A sting in the tale: two extraordinary performances in a thriller that will leave you thinking
Two women, a pub table, and an enormous amount of unspoken history. That is all Morgan Lloyd Malcolm needs to build a psychological thriller that wrong-foots you at almost every turn, and this new revival of Wasp from Greenwich Theatre Productions (now playing at Southwark Playhouse Borough) she has two actors more than equal to the task.

Heather (Cassandra Hercules) and Carla (Serin Ibrahim) have not seen each other since school. When they meet, every unspoken British class marker is present and correct. Heather nurses a chamomile tea; she has already had rather too much caffeine that day, a latte – of course. Carla lights up, chain-smoking, heavily pregnant, wearing the sort of loose tracksuit that speaks to a life lived under very different pressures.
We do not often say these things aloud in this country, but we all know them, and it is one of Malcolm’s real gifts that she writes them so precisely onto the stage. The power dynamic between these two women is established in minutes and it is one that anyone who has ever navigated the unwritten rules of British social class will instantly recognise.
Because the play is not, at heart, simply about class. It is about what school does to us, and how long it does it for. The question Malcolm keeps pressing is whether we can ever truly leave our school years behind and whether those who carried the most pain from that time are, in some sense, still living there. The play asks whether we can ever truly understand the roots of the cruelty we encounter, and whether those of us formed in security and warmth are, paradoxically, the least equipped to do so. It also asks something harder still: does the source of someone’s cruelty excuse it? Does suffering give anyone the right to make another person’s life a misery?
What Heather actually wants from this meeting is the central mystery of the first half. Each time we think we have grasped her motivation, the script pulls the rug away, and what she wants seems to grow progressively darker. Heather judges Carla from the moment they sit down, the judgement barely concealed beneath careful politeness, and Carla meets every slight with brash bravado, armoured in defiance.
Heading into the interval, Heather appears to be the less sympathetic of the two, despite the chamomile tea and the veneer of middle-class composure. That composure reads, in Hercules’ careful and precise performance, as armour worn over something deeply vulnerable. Serin Ibrahim’s Carla crackles with an energy that feels entirely real: her indignation, her deflection, her bursts of profanity. You can entirely believe in her as someone who made school unbearable for another child, and equally see how early motherhood and economic hardship have kept her exactly where life placed her. Both performances are outstanding, and their shifting, uneasy chemistry is the engine of the whole piece.

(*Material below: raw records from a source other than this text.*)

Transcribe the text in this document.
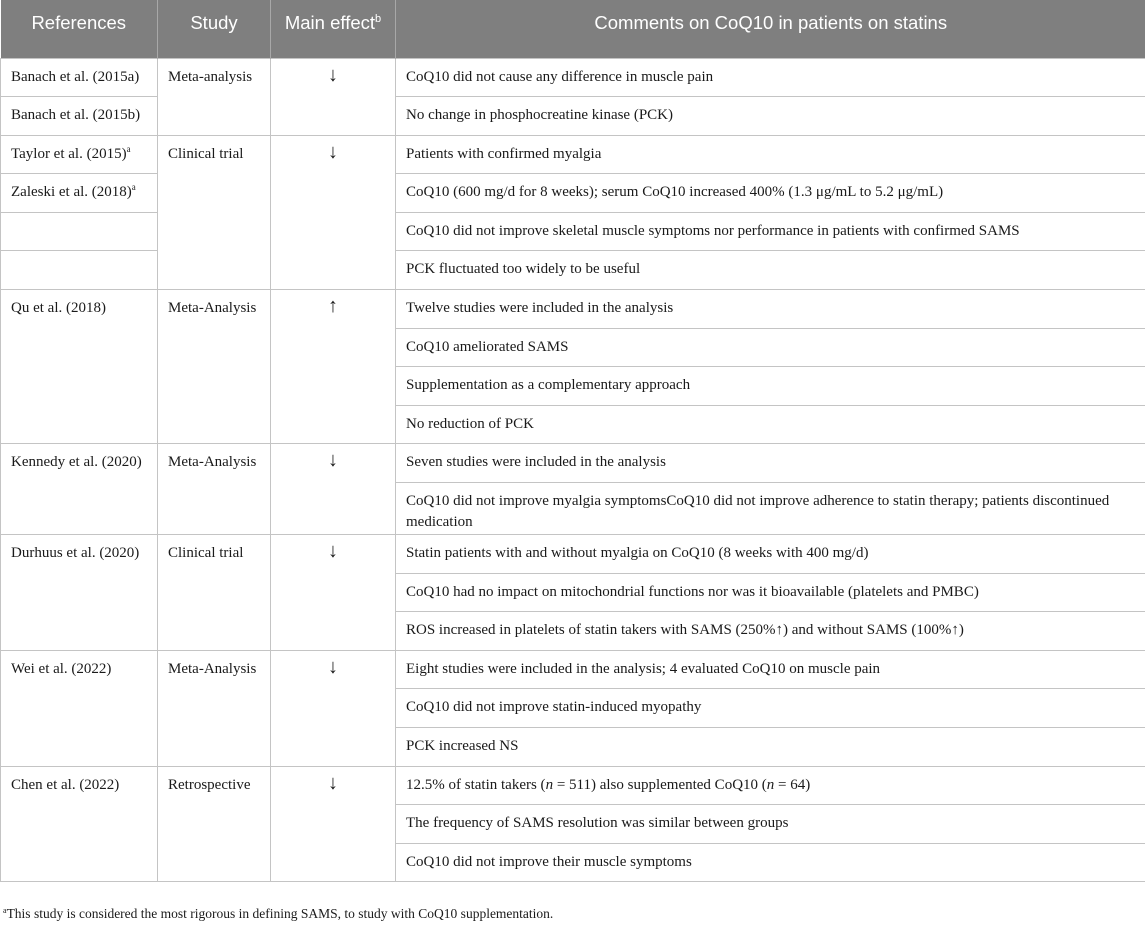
References	Study	Main effect$^b$	Comments on CoQ10 in patients on statins
Banach et al. (2015a)	Meta-analysis	↓	CoQ10 did not cause any difference in muscle pain
Banach et al. (2015b)			No change in phosphocreatine kinase (PCK)
Taylor et al. (2015)$^a$	Clinical trial	↓	Patients with confirmed myalgia
Zaleski et al. (2018)$^a$			CoQ10 (600 mg/d for 8 weeks); serum CoQ10 increased 400% (1.3 μg/mL to 5.2 μg/mL)
			CoQ10 did not improve skeletal muscle symptoms nor performance in patients with confirmed SAMS
			PCK fluctuated too widely to be useful
Qu et al. (2018)	Meta-Analysis	↑	Twelve studies were included in the analysis
			CoQ10 ameliorated SAMS
			Supplementation as a complementary approach
			No reduction of PCK
Kennedy et al. (2020)	Meta-Analysis	↓	Seven studies were included in the analysis
			CoQ10 did not improve myalgia symptomsCoQ10 did not improve adherence to statin therapy; patients discontinued medication
Durhuus et al. (2020)	Clinical trial	↓	Statin patients with and without myalgia on CoQ10 (8 weeks with 400 mg/d)
			CoQ10 had no impact on mitochondrial functions nor was it bioavailable (platelets and PMBC)
			ROS increased in platelets of statin takers with SAMS (250%↑) and without SAMS (100%↑)
Wei et al. (2022)	Meta-Analysis	↓	Eight studies were included in the analysis; 4 evaluated CoQ10 on muscle pain
			CoQ10 did not improve statin-induced myopathy
			PCK increased NS
Chen et al. (2022)	Retrospective	↓	12.5% of statin takers (n = 511) also supplemented CoQ10 (n = 64)
			The frequency of SAMS resolution was similar between groups
			CoQ10 did not improve their muscle symptoms
$^a$This study is considered the most rigorous in defining SAMS, to study with CoQ10 supplementation.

The second half changes tone considerably. What began as dark comedy tipping towards something more unsettling becomes genuinely sinister, and the script goes to places that are brave and not always comfortable.
The production’s structural devices, scenes repeated with slightly different emphasis, flickering lights, the persistent sound of wasps, are clearly doing thematic work, and a key scene exploring the Tarantula Hawk Wasp’s chilling maternal instincts plants clues about where the plot is headed. The question of which character is the wasp, Heather, Carla, or perhaps both, is one the play keeps deliberately open. But the sting? That arrives with full force, and you will not see it coming.

The repetitions do take a little time to decode, and a slightly clunky set change between the two locations drops the pace at a moment when momentum matters. Some of the coincidences required to drive the plot also push at plausibility. These are minor caveats in an otherwise well-crafted production, and Jana Lakatos‘ design serves both settings effectively.
The Wasp is a play about class, about trauma, and about whether the damage done in childhood can ever fully be left behind. As a teacher, I left thinking about all of it. It is not comfortable theatre, but it is theatre that stays with you, performed by two actors at the very top of their game, in a space that makes you feel every bit of the tension.
A slowly unveiling exploration of class, trauma and just how long our school days can haunt us
AGE GUIDANCE: 15+
This production contains depictions of sexual assault and animal cruelty.
RUNNING TIME: 1 hour 40 minutes including interval
[Thank you to Chloe Nelkin Consulting who provided gifted tickets in exchange for an honest review.]